New test shows high specificity in diagnosing peanut allergy
A laboratory test that used children’s plasma in cell activation to diagnose peanut allergy showed 98% specificity, according to recently published study results in The Journal of Allergy & Clinical Immunology.
“The mast cell activation test (MAT) has high specificity to diagnose peanut allergy; in other words, when MAT is positive, it means allergy, as opposed to currently used tests (such as skin prick test and test for IgE in the blood) that have a high rate of false-positive [results],” Alexandra F. Santos, MD, MSc, PhD, senior clinical lecturer at King’s College London, told Infectious Diseases in Children.

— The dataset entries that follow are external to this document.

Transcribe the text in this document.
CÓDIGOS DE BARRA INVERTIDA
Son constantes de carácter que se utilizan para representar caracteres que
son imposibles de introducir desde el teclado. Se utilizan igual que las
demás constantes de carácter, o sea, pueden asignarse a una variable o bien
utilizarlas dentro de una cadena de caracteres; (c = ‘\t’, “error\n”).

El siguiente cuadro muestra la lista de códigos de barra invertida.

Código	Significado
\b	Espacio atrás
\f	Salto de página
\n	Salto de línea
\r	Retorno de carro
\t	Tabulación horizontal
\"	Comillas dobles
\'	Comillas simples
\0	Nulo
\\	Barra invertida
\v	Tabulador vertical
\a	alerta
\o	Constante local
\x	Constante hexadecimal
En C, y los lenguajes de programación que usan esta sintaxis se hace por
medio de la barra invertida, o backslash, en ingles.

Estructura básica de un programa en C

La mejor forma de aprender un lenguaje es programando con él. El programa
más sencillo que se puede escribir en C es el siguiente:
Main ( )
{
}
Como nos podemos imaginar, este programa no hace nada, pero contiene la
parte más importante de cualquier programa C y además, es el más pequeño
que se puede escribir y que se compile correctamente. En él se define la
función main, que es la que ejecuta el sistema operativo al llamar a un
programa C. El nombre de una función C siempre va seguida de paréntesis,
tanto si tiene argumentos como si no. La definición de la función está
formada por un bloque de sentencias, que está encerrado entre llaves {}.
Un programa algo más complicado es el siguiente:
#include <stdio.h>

“The MAT is most useful in patients with equivocal results for skin prick test or IgE test and can enable us to reduce the number patients who need a food challenge to confirm whether or not they are allergic; and especially those with a positive challenge, sparing patients from experiencing allergic reactions.” Santos said.
Santos and colleagues investigated whether passive sensitizations of LAD2 mast cells with patients’ plasma could be used to determine peanut-induced cell activation.
Clinical assessment, skin prick tests and blood collection for immunoglobulin measurement were conducted for 174 children, including 73 with peanut allergy (PA), 60 with peanut sensitization but not allergy (PS) and 41 nonsensitized nonallergic children (NA).
The researchers conducted whole blood basophil activation tests (BATs) and MATs.
FcεRI and CD32 were expressed on the surface of LAD2 cells. IgE was detected on the cell surface after patients’ plasma was added.
The MAT tested plasma samples from children in the PA, PS and NA cohorts.
There was a higher activation of mast cells sensitized with plasma of the children with PA after stimulation with peanut extract compared with children in the PS and NA cohorts (P < .001, both), and a similar response to anti-IgE. Children with PS and PA had significant differences in mast cell activation (P < .001) and similar levels of P-sIgE.
The MAT had a sensitivity of 73% (61%-82%, 95% CI) and specificity of 98% (92%-99%, 95% CI) with an optimal diagnostic cutoff of 17.2% and Parmenter of CD63+ LAD2 cells.
There was a strong correlation between BAT results to peanut and the MAT results (P < .001).
“BATs showed greater diagnostic accuracy compared with MATs, particularly because of their greater sensitivity; conversely, MATs provided a conclusive result for subjects with nonresponding basophils,” the researchers wrote.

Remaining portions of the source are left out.